Dalam ekonomi, pembagian kerja internasional baru adalah hasil dari globalisasi. Istilah ini diciptakan oleh sejumlah teoriwan yang hendak menjelaskan perpindahan ruang industri pabrikan dari negara-negara kapitalis maju ke negara-negara berkembang. Ini merupakan penataan ualng produksi secara geografis yang bermula dari gagasan pembagian kerja global.[1] Pembagian kerja keruangan (spasial) ini terjadi ketika proses produksi tidak terbatas di suatu negara. Menurut pembagian kerja internasional "lama", sebelum tahun 1970, wilayah terbelakang hanya dijadikan penyuplai mineral dan komoditaspertanian. Akan tetapi, seiring terintegrasinya negara berkembang dengan ekonomi dunia, produksi lebih banyak dilakukan di negara-negara tersebut.[1]

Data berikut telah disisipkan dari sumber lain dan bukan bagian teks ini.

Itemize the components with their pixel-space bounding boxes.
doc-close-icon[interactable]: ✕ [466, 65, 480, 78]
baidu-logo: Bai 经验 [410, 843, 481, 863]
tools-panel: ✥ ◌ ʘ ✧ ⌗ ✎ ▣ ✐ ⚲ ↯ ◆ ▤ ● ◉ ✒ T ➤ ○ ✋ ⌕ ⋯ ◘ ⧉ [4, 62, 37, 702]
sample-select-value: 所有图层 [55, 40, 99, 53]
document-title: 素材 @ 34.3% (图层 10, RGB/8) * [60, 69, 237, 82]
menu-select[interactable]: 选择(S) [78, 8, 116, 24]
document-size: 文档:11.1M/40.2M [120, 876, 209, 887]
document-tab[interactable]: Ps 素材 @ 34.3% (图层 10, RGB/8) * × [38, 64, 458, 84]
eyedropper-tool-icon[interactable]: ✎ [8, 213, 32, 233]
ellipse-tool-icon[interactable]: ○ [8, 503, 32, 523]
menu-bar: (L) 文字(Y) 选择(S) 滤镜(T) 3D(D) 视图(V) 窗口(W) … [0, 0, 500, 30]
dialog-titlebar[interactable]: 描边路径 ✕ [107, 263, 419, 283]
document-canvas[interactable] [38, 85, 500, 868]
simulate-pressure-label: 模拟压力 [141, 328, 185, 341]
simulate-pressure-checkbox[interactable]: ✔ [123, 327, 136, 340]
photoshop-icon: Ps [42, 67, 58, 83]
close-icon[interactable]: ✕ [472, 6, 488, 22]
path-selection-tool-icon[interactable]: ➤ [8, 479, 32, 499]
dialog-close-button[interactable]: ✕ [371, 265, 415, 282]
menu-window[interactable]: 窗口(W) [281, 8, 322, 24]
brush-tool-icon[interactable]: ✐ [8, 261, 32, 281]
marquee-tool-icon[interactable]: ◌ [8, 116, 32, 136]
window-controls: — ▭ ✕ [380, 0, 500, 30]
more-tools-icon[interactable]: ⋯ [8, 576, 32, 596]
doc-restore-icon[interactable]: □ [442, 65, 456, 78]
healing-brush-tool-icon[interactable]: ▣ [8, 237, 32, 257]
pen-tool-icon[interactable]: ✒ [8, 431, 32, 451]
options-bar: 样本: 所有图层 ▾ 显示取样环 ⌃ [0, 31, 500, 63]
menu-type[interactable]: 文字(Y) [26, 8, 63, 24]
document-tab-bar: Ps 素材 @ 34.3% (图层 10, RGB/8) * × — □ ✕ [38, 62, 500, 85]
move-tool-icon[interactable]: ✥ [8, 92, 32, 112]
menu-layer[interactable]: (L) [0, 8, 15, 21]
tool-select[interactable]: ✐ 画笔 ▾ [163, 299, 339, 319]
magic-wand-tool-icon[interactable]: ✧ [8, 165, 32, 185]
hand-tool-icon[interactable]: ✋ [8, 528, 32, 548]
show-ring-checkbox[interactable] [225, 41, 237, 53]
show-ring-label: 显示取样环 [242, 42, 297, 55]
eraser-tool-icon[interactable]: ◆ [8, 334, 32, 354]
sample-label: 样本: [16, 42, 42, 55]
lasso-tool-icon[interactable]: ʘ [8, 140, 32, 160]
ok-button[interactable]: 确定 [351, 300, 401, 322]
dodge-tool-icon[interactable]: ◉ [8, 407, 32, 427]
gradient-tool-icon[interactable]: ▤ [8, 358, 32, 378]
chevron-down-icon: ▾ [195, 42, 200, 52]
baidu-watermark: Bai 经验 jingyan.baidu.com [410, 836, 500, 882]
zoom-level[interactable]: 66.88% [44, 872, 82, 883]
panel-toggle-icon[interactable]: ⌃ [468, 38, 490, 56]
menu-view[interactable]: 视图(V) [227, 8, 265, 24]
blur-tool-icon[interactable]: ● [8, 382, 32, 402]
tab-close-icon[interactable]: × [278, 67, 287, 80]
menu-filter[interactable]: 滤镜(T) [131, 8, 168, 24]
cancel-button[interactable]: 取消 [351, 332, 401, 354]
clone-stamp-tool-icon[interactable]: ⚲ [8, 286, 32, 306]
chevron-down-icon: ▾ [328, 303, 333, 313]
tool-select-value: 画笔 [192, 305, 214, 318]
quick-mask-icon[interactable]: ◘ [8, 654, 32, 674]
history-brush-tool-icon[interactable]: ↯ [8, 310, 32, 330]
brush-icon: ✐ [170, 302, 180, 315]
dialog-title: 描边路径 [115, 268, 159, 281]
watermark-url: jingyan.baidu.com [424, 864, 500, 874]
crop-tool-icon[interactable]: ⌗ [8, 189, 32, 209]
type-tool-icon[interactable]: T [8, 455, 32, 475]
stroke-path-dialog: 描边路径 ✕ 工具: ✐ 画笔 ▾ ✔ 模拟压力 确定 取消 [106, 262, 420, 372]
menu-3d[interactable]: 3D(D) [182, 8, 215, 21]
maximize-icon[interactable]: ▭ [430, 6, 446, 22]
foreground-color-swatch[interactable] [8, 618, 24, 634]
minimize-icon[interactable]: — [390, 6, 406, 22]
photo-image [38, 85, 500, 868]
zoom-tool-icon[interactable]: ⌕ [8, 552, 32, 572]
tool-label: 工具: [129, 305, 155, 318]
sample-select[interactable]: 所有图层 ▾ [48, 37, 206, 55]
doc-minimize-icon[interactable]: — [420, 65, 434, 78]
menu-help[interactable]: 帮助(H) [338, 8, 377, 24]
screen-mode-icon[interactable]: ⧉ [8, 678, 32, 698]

Hal ini mendorong tren transferensi atau "perpindahan industri global", yaitu perpindahan proses produksi dari negara maju (Amerika Serikat, Eropa, dan Jepang) ke negara berkembang di Asia (misalnya Tiongkok, Vietnam, dan India) dan Amerika Latin. Perpindahan ini terjadi karena perusahaan mencari tempat termurah untuk memproduksi dan merakit komponen, jadi bagian-bagian proses pabrikan yang butuh banyak tenaga kerja dan berbiaya rendah dipindahkan ke negara berkembang yang standar upahnya rendah. Perusahaan melakukan hal demikian dengan memanfaatkan transportasi dan teknologi komunikasi, serta fragmentasi dan fleksibilitas tempat produksi. Sejak 1953 sampai akhir 1990-an, pangsa pabrikan negara-negara maju di tingkat global turun dari 95% ke 77%, dan pangsa negara-negara berkembang naik empat kali lipat dari 5% ke 23%.[2]
Pembagian kerja lintas benua mengikuti kesenjangan sosial-ekonomi dan politik Utara–Selatan; Utara yang dihuni seperempat penduduk dunia menguasai empat per lima pendapatan dunia,[3] sedangkan Selatan yang dihuni tiga per empat penduduk dunia menguasai seperlima pendapatan dunia.[4]